Interview with Kaley Mason, Assistant Professor of Music
Monday, February 11th begins a FREE weeklong series of events in multiple locations across campus when The South Asian Sound Interventions Series presents “Performing the Bengal Borderlands: Music, Movement, and Encounter.” What is the back-story behind this exciting, five-day event?
“Performing the Bengal Borderlands,” a SASI weeklong series of workshops, performances, academic papers, screenings, and roundtables beginning on February 11, grew out of an earlier program organized around the short-term residencies of Bangladeshi Boyati bardic singer Momtaz Begum and bamboo flautist Jalal Ahmed.

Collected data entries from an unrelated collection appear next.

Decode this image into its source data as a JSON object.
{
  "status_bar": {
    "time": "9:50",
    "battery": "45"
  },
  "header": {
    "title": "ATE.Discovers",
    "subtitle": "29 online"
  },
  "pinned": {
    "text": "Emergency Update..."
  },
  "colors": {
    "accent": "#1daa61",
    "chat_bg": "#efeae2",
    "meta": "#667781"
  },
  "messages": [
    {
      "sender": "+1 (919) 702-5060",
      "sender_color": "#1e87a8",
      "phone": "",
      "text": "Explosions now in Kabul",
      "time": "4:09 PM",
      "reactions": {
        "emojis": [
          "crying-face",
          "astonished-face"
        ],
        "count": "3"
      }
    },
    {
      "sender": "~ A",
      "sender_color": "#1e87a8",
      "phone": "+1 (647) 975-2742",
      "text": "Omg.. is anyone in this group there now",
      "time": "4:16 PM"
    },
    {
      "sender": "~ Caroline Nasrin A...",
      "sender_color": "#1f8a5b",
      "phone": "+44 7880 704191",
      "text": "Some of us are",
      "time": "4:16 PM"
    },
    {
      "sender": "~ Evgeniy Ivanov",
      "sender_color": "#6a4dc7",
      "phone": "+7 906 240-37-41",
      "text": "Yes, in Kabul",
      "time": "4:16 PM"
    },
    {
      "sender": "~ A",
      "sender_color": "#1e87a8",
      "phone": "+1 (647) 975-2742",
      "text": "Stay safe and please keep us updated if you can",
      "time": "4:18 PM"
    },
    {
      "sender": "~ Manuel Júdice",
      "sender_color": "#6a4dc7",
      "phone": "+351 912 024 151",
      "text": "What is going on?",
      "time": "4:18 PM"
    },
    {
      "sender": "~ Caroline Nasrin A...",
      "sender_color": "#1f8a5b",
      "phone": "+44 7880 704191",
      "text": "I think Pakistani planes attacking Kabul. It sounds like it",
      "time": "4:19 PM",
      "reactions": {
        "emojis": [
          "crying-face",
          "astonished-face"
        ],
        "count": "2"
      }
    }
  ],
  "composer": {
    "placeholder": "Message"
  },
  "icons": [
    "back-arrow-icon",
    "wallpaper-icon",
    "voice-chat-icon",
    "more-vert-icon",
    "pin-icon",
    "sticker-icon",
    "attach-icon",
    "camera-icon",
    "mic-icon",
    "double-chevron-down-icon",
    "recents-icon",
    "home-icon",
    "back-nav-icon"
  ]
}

Due to visa delays, we rescheduled and revised the program with an equally distinguished set of invitations, including Dallas-based sitarist, ethnomusicologist, and documentary filmmaker Amie Maciszewski, Kolkata-based sarodist and instrument curator Somjit Dasgupta, Illinois-based tabla artist Manpreet Bedi and Dhaka-based playwright, folklorist, and scholar Saymon Zakaria. With the support of faculty in the Department of South Asian Languages and Civilizations and our sponsors, including the Franke Institute for the Humanities, the University of Chicago Arts Council, and the Committee on Southern Asian Studies, we have planned a compelling week of events highlighting musical traditions, instruments, and scholarship from the Northeastern region of India and neighboring Bangladesh. The focus on this particular international region complements the current research interests of faculty and ethnomusicology graduate students, including the work of Bertie Kibreah, Rehanna Kheshgi, Philip Bohlman, and Thibaut d’Hubert, among others. It also coincides with the opening of the SMART Museum exhibit, The Sahmat Collective: Art and Activism in India since 1989, on February 14.